Phylogenetic and functional diversity among Drosophila -associated metagenome-assembled genomes

Host-associated microbial communities can mediate interactions between their hosts and biotic and abiotic environments. While much work has been done to document how microbiomes vary across species and environments, much less is known about the functional consequences of this variation. Here, we test for functional variation among drosophilid-associated bacteria by conducting Oxford Nanopore long-read sequencing and generating metagenome-assembled genomes (MAGs) from six species of drosophilid fly collected in association with ‘anthropogenic’ environments in North America, Europe, and Africa. Using phylogenetic analyses, we find that drosophilid flies harbor a diverse microbiome that includes core members closely related to the genera Gilliamella , Orbus , Entomomonas , Dysgonomonas , and others. Comparisons with publicly available bacterial genomes show that many of these genera are associated with phylogenetically diverse insect gut microbiomes.
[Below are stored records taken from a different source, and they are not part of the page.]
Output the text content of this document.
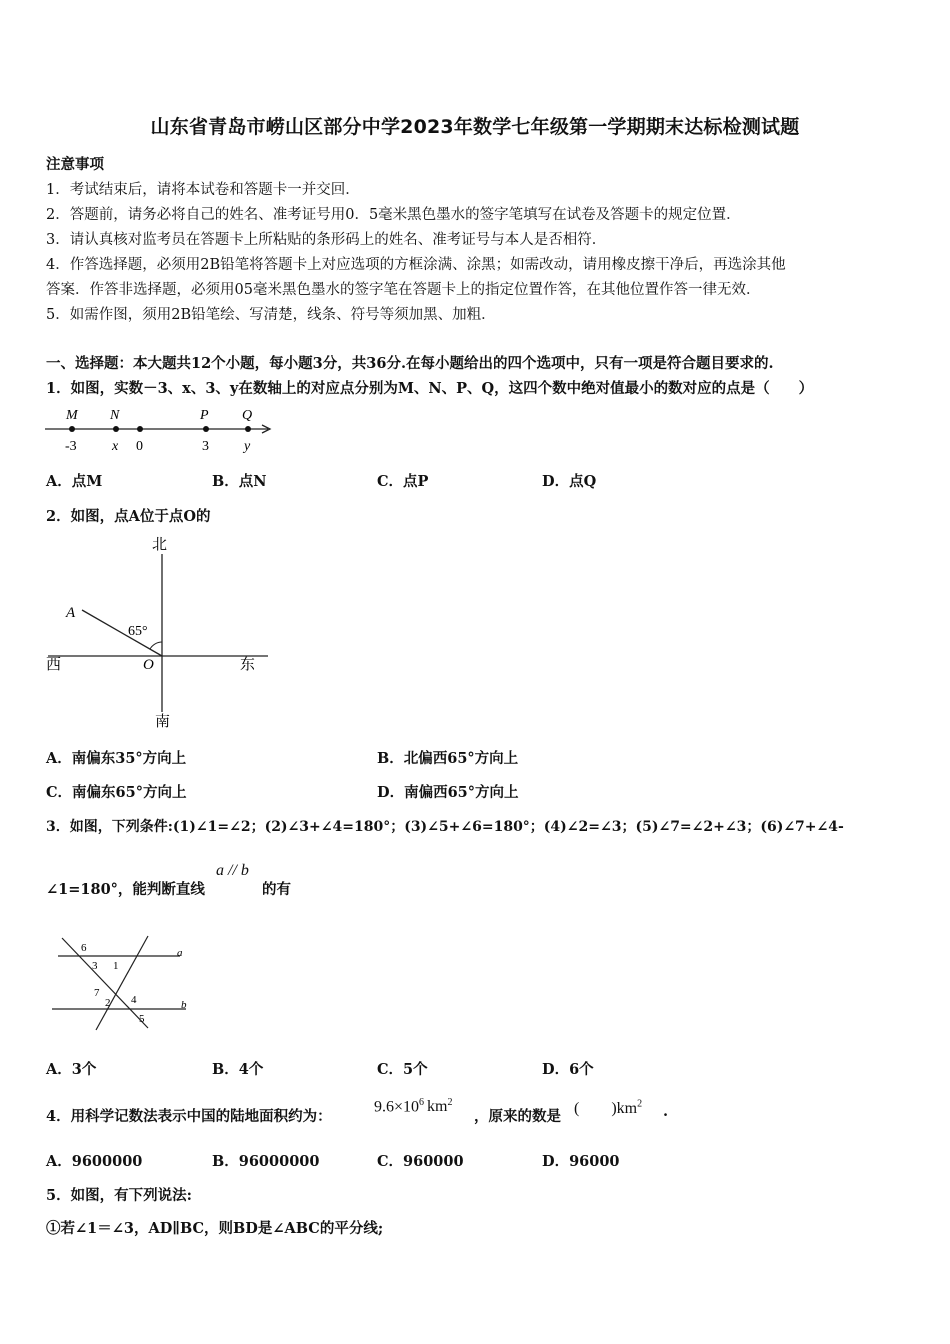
山东省青岛市崂山区部分中学2023年数学七年级第一学期期末达标检测试题
注意事项
1．考试结束后，请将本试卷和答题卡一并交回．
2．答题前，请务必将自己的姓名、准考证号用0．5毫米黑色墨水的签字笔填写在试卷及答题卡的规定位置．
3．请认真核对监考员在答题卡上所粘贴的条形码上的姓名、准考证号与本人是否相符．
4．作答选择题，必须用2B铅笔将答题卡上对应选项的方框涂满、涂黑；如需改动，请用橡皮擦干净后，再选涂其他
答案．作答非选择题，必须用05毫米黑色墨水的签字笔在答题卡上的指定位置作答，在其他位置作答一律无效．
5．如需作图，须用2B铅笔绘、写清楚，线条、符号等须加黑、加粗．
一、选择题：本大题共12个小题，每小题3分，共36分.在每小题给出的四个选项中，只有一项是符合题目要求的.
1．如图，实数－3、x、3、y在数轴上的对应点分别为M、N、P、Q，这四个数中绝对值最小的数对应的点是（　　）
M N	P Q
-3	x 0	3	y
A．点M	B．点N	C．点P	D．点Q
2．如图，点A位于点O的
北
南
西	东
A
O
65°
A．南偏东35°方向上	B．北偏西65°方向上
C．南偏东65°方向上	D．南偏西65°方向上
3．如图，下列条件:(1)∠1=∠2；(2)∠3+∠4=180°；(3)∠5+∠6=180°；(4)∠2=∠3；(5)∠7=∠2+∠3；(6)∠7+∠4-
∠1=180°，能判断直线
a // b
的有
6
3 1
7
2 4
5
a
b
A．3个	B．4个	C．5个	D．6个
4．用科学记数法表示中国的陆地面积约为：
$9.6\times 10^6$ $km^2$
，原来的数是 (　　)$km^2$ .
A．9600000	B．96000000	C．960000	D．96000
5．如图，有下列说法:
①若∠1＝∠3，AD∥BC，则BD是∠ABC的平分线;
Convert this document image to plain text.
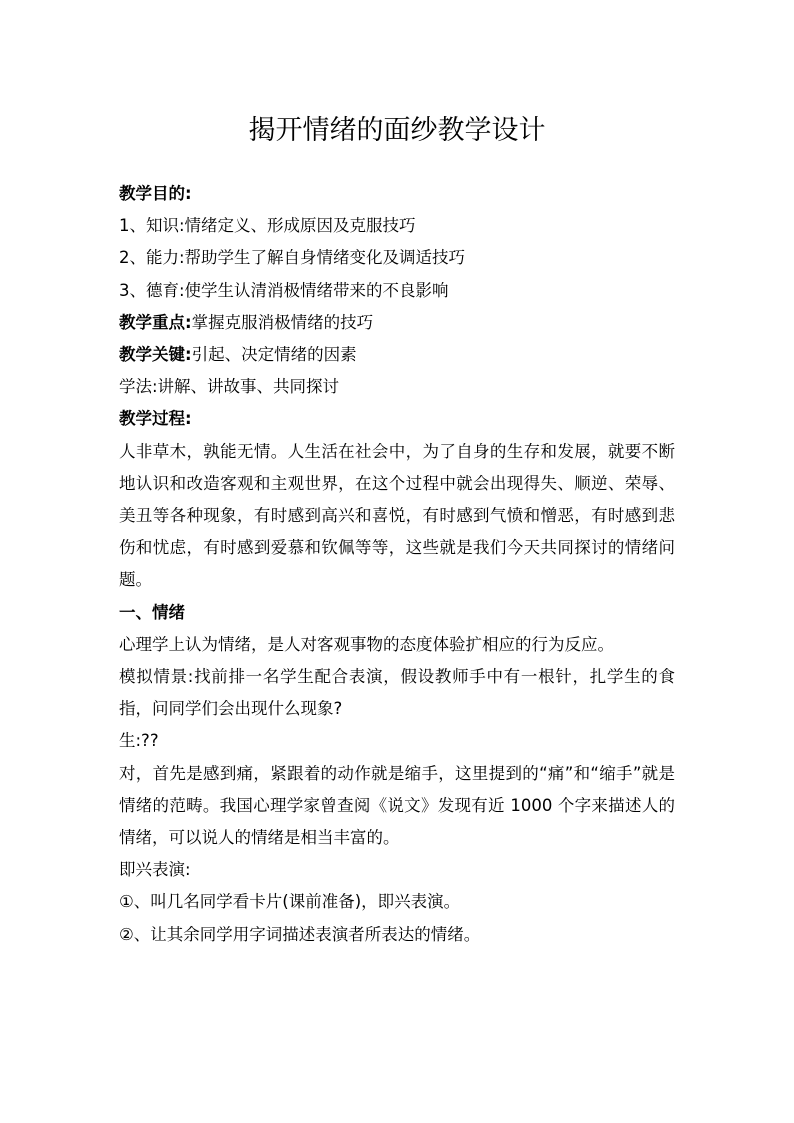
揭开情绪的面纱教学设计

教学目的:

1、知识:情绪定义、形成原因及克服技巧

2、能力:帮助学生了解自身情绪变化及调适技巧

3、德育:使学生认清消极情绪带来的不良影响

教学重点:掌握克服消极情绪的技巧

教学关键:引起、决定情绪的因素

学法:讲解、讲故事、共同探讨

教学过程:

人非草木，孰能无情。人生活在社会中，为了自身的生存和发展，就要不断地认识和改造客观和主观世界，在这个过程中就会出现得失、顺逆、荣辱、美丑等各种现象，有时感到高兴和喜悦，有时感到气愤和憎恶，有时感到悲伤和忧虑，有时感到爱慕和钦佩等等，这些就是我们今天共同探讨的情绪问题。

一、情绪

心理学上认为情绪，是人对客观事物的态度体验扩相应的行为反应。

模拟情景:找前排一名学生配合表演，假设教师手中有一根针，扎学生的食指，问同学们会出现什么现象?

生:??

对，首先是感到痛，紧跟着的动作就是缩手，这里提到的“痛”和“缩手”就是情绪的范畴。我国心理学家曾查阅《说文》发现有近 1000 个字来描述人的情绪，可以说人的情绪是相当丰富的。

即兴表演:

①、叫几名同学看卡片(课前准备)，即兴表演。

②、让其余同学用字词描述表演者所表达的情绪。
Using functional annotations and predicted secondary metabolite biosynthetic gene clusters, we show that MAGs belonging to different bacterial orders and genera vary in gene content and predicted functions including metabolic capacity and how they respond to environmental stressors. Our results provide evidence that wild drosophilid flies harbor phylogenetically and functionally diverse microbial communities. These findings highlight a need to quantify the abundance and function of insect-associated bacteria from the genera Gilliamella , Orbus , Entomomonas , and others on the performance of their insect hosts across diverse environments.